Depois, o campo. Húmido, quase a sentir-se o vapor a sair da terra. Musgos, folhagens, cogumelos. O alecrim florido, delicado, tão bonito. Algumas árvores a começarem a querer despontar. A natureza, fêmea fértil. Sempre uma pena não poder estar aqui, acolhida, junto às árvores e aos bichos. Estou tão pouco tempo aqui. Tanto tempo perdido no trânsito e noutras coisas em que nem vale a pena falar e tão pouco num lugar onde me sinto sempre tão bem. 

De resto, bom, bom mesmo foi ter estado a ler ao pé do calorzinho bom da salamandra. Tão bom aquele calor tão orgânico, aquela luz quente e perfumada da madeira. Chá quente, lúcia-lima. Podia ter pegado num dos livros de lá mas estava mesmo para ler a revista do Expresso. Estava curiosa de rever a opinião de algumas vacas sagradas. E também a opinião a propósito de uma vaca sagrada. Refiro-me ao Paul Auster. Livro novo, 870 páginas. '4321'.
Por vezes -- já para não dizer muitas vezes -- sinto-me desalinhada dos bem pensantes. Confirmo, nessas alturas que não tenho vocação para intelectual e, nessas alturas, interrogo-me sobre que componente da inteligência me faltará. Inteligência lógica e racional, acho que tenho qb, inteligência emocional, também acredito que chega. Mas falho, certamente, em alguma que é determinante. Reportando-me ao artigo 'Veja aQI se é mesmo inteligente' de Isabel Leiria, e vendo a quantidade de inteligências identificadas, estou capaz de apostar que falho na existencial.

Toda a gente gosta de Paul Auster. De cada vez que sai um livro, é uma festa.

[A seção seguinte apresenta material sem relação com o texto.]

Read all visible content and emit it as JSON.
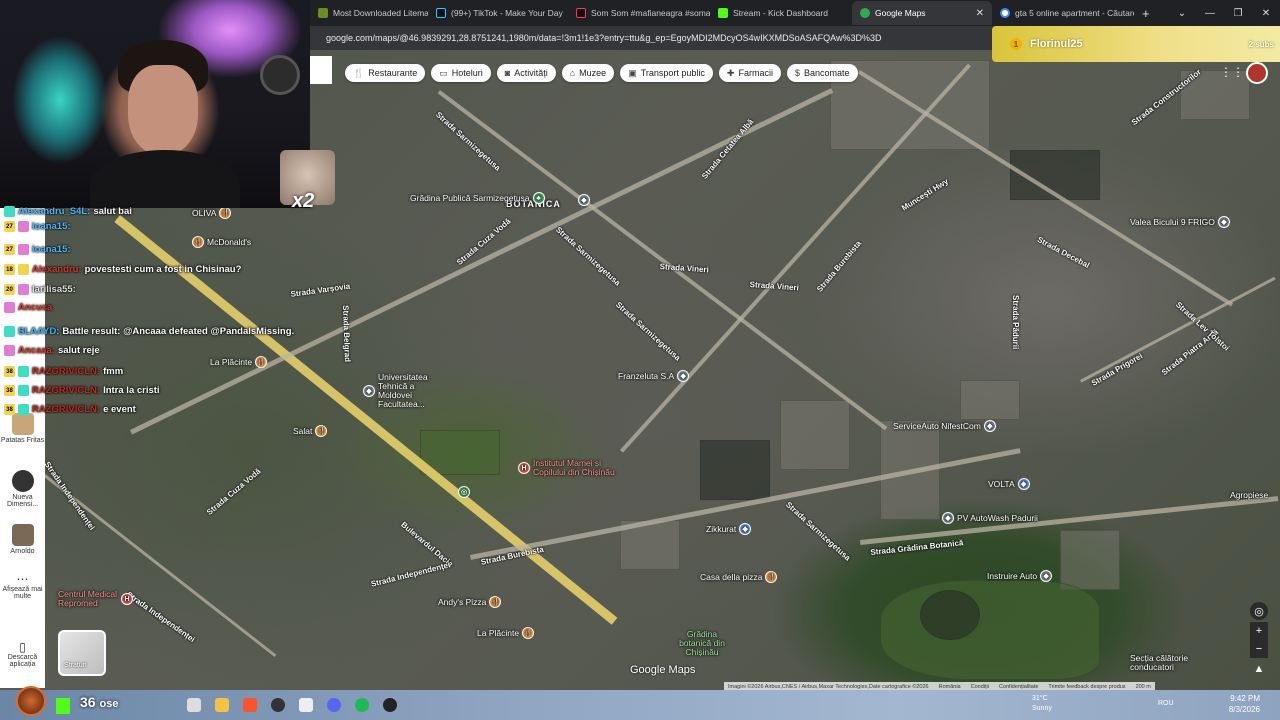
{
  "browser": {
    "tabs": [
      {
        "label": "Most Downloaded Litematica | M",
        "color": "#6b8e23"
      },
      {
        "label": "(99+) TikTok - Make Your Day",
        "color": "#111111"
      },
      {
        "label": "Som Som #mafianeagra #soman",
        "color": "#111111"
      },
      {
        "label": "Stream - Kick Dashboard",
        "color": "#53fc18"
      },
      {
        "label": "Google Maps",
        "color": "#34a853",
        "active": true
      },
      {
        "label": "gta 5 online apartment - Căutare",
        "color": "#4285f4"
      }
    ],
    "new_tab_label": "+",
    "url": "google.com/maps/@46.9839291,28.8751241,1980m/data=!3m1!1e3?entry=ttu&g_ep=EgoyMDI2MDcyOS4wIKXMDSoASAFQAw%3D%3D"
  },
  "stream": {
    "banner_name": "Florinul25",
    "banner_subs": "2 subs",
    "viewers": "36",
    "viewers_suffix": "ose",
    "emote_multiplier": "x2"
  },
  "maps": {
    "chips": [
      {
        "icon": "fork-knife-icon",
        "glyph": "🍴",
        "label": "Restaurante"
      },
      {
        "icon": "bed-icon",
        "glyph": "▭",
        "label": "Hoteluri"
      },
      {
        "icon": "camera-icon",
        "glyph": "◙",
        "label": "Activități"
      },
      {
        "icon": "museum-icon",
        "glyph": "⌂",
        "label": "Muzee"
      },
      {
        "icon": "transit-icon",
        "glyph": "▣",
        "label": "Transport public"
      },
      {
        "icon": "pharmacy-icon",
        "glyph": "✚",
        "label": "Farmacii"
      },
      {
        "icon": "atm-icon",
        "glyph": "$",
        "label": "Bancomate"
      }
    ],
    "layers_label": "Straturi",
    "logo": "Google Maps",
    "attribution": [
      "Imagini ©2026 Airbus,CNES / Airbus,Maxar Technologies,Date cartografice ©2026",
      "România",
      "Condiții",
      "Confidențialitate",
      "Trimite feedback despre produs",
      "200 m"
    ],
    "area_label": "BOTANICA",
    "pois": [
      {
        "label": "Grădina Publică Sarmizegetusa",
        "type": "park"
      },
      {
        "label": "McDonald's",
        "type": "food"
      },
      {
        "label": "OLIVA",
        "type": "food"
      },
      {
        "label": "La Plăcinte",
        "type": "food"
      },
      {
        "label": "Salat",
        "type": "food"
      },
      {
        "label": "Universitatea Tehnică a Moldovei Facultatea...",
        "type": "gov"
      },
      {
        "label": "Franzeluta S.A",
        "type": "gov"
      },
      {
        "label": "Institutul Mamei și Copilului din Chișinău",
        "type": "med"
      },
      {
        "label": "Zikkurat",
        "type": "shop"
      },
      {
        "label": "Casa della pizza",
        "type": "food"
      },
      {
        "label": "Andy's Pizza",
        "type": "food"
      },
      {
        "label": "La Plăcinte",
        "type": "food"
      },
      {
        "label": "Centrul Medical Repromed",
        "type": "med"
      },
      {
        "label": "Grădina botanică din Chișinău",
        "type": "park"
      },
      {
        "label": "ServiceAuto NifestCom",
        "type": "gov"
      },
      {
        "label": "VOLTA",
        "type": "shop"
      },
      {
        "label": "PV AutoWash Padurii",
        "type": "gov"
      },
      {
        "label": "Instruire Auto",
        "type": "gov"
      },
      {
        "label": "Valea Bicului 9 FRIGO",
        "type": "gov"
      },
      {
        "label": "Secția călătorie conducatori",
        "type": "gov"
      },
      {
        "label": "Agropiese",
        "type": "shop"
      }
    ],
    "streets": [
      "Strada Sarmizegetusa",
      "Strada Cuza Vodă",
      "Bulevardul Dacia",
      "Strada Burebista",
      "Strada Independenței",
      "Strada Grădina Botanică",
      "Strada Vissarion",
      "Strada Teilor",
      "Strada Pădurii",
      "Strada Pandurilor",
      "Strada Varșovia",
      "Strada Cetatea Albă",
      "Strada Hristo Botev",
      "Muncești Hwy",
      "Strada Belgrad",
      "Strada Vasile Lupu",
      "Strada Decebal",
      "Strada Vineri",
      "Strada Prigorei",
      "Strada Lev Tolstoi",
      "Strada Constructorilor",
      "Strada Piatra Arsă",
      "Strada Sarmizegetusa"
    ]
  },
  "rail": {
    "items": [
      {
        "label": "Patatas Fritas"
      },
      {
        "label": "Nueva Dimensi..."
      },
      {
        "label": "Arnoldo"
      },
      {
        "label": "Afișează mai multe"
      },
      {
        "label": "Descarcă aplicația"
      }
    ]
  },
  "chat": [
    {
      "user": "Alexandru_S4L:",
      "text": "salut bai",
      "color": "#4ab7ff",
      "level": "",
      "badge": "#3be0c4"
    },
    {
      "user": "ioana15:",
      "text": "",
      "color": "#4ab7ff",
      "level": "27",
      "badge": "#e27dd6"
    },
    {
      "user": "ioana15:",
      "text": "",
      "color": "#4ab7ff",
      "level": "27",
      "badge": "#e27dd6"
    },
    {
      "user": "Alexandru:",
      "text": "povestesti cum a fost in Chisinau?",
      "color": "#d6372b",
      "level": "18",
      "badge": "#f3d34a"
    },
    {
      "user": "larilisa55:",
      "text": "",
      "color": "#e0e0e0",
      "level": "20",
      "badge": "#e27dd6"
    },
    {
      "user": "Ancuca",
      "text": "",
      "color": "#d6372b",
      "level": "",
      "badge": "#e27dd6"
    },
    {
      "user": "SLAAYD:",
      "text": "Battle result: @Ancaaa defeated @PandalsMissing.",
      "color": "#3bb3ff",
      "level": "",
      "badge": "#3be0c4"
    },
    {
      "user": "Ancaaa:",
      "text": "salut reje",
      "color": "#d6372b",
      "level": "",
      "badge": "#e27dd6"
    },
    {
      "user": "RAZGRIVICLN:",
      "text": "fmm",
      "color": "#c0281f",
      "level": "38",
      "badge": "#3be0c4"
    },
    {
      "user": "RAZGRIVICLN:",
      "text": "Intra la cristi",
      "color": "#c0281f",
      "level": "38",
      "badge": "#3be0c4"
    },
    {
      "user": "RAZGRIVICLN:",
      "text": "e event",
      "color": "#c0281f",
      "level": "38",
      "badge": "#3be0c4"
    }
  ],
  "taskbar": {
    "weather_temp": "31°C",
    "weather_desc": "Sunny",
    "lang": "ROU",
    "time": "9:42 PM",
    "date": "8/3/2026"
  }
}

A Luciana Leiderfarb diz maravilhas (o link é para uma entrevista, não para a referida recensão). E, no entanto, eu não apenas não vou comprar o livro como não vou sentir falta. E isto de certeza absoluta. Se nunca achei grande graça aos outros e raros foram os que consegui acabar dos mais pequenos, imagine-se se ia massacrar-me com um pesadelo daqueles nas mãos. Acho uma escrita banal, parece que não acrescenta nada, parece que não tem sentido estético na escrita. Não sei. Há ali uma falta de elegância ou falta de originalidade. Não sei dizer, não sou crítica literária. Antes eu ainda me dava para tentar ler os produtos das vacas sagradas. Agora já não. Tudo o que me cheire a seca, fica de lado.


Em contrapartida, uma boa notícia: livro de Raduan Nassar. Não é novo na raiz: é novo cá. Menina a caminho. Gosto da escrita dele. Há ali o prazer das palavras, a inteligência de quem sabe confeccionar uma história com pouco condimento. Gosto.


No jornal principal ainda não peguei, não tive tempo nem curiosidade. No da economia muito menos. A ver se folheio não vá saltar de lá alguma coisa que valha a pena. 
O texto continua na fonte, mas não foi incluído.